Number 1, be realistic. Data is key. Do you have it, or is it spread across multiple data centers and clouds? Seek the advice of qualified third parties, don't try to go it alone. Use tools instead of being a coding hero. Use the wisdom of crowds in your organization to rank the most critical problems to solve and rank them again on the likelihood of being successful.
What are some of the best ideas and best practices?
Not Allowing ML developers to make their own decisions about the problem to attack is the wrong approach. AI/ML has to be a part of an organization's strategy and values. That means that management has to drive these efforts by combining 1) company purpose and values, 2) business model and strategy, 3) design process, 4) funding, development and support 5) continuing enhancement
Are you optimistic about our ability to get better and better at managing risks and outcomes?

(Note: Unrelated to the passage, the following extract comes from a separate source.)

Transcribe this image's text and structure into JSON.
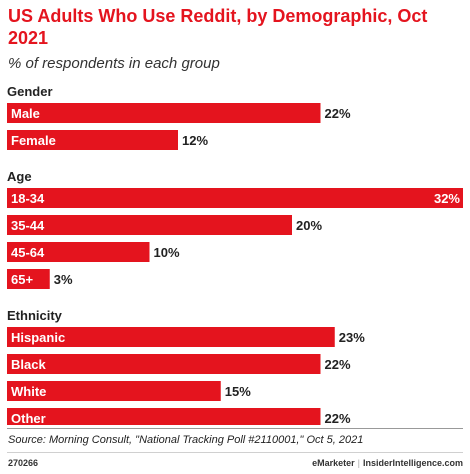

Sure. What will happen, and is happening, is that software developers will take over a lot of the introspection and work and risk out of the process: data management, in particular, de-biasing data sets, clean third-party labeled data, development of fairness metrics and algorithms. Systems must operate under principles that benefit society like fairness, transparency and explainability and avoid issues with bias. However, it's naive to assume that all development will toe that line.
What would it be if you had one piece of advice for someone embarking on an AI project?
Only one? Don't be enamored of the technology. ML isn't a magical oyster exuding pearls.
But it's not all bad. Recently, satellite imagery has been able to spot the movement of refugees, and to monitor ecologically sensitive areas on the planet. used judiciously and without prejudice image recognition can spot rights abuses .In addition, forensics capabilities are vastly improved , to reconstruct crime scenes and hold perpetrators accountable. So, AI isn't the culprit. We are.
As Paul Virilio said, "The invention of the ship was also the invention of the shipwreck."
This content derives from my interview at the Big Data and Analytics West Annual Summit, December 2021. I was interviewed by Jim Love, CIO and Chief Content Officer, ITWC, publisher of ITWorldCanada.com.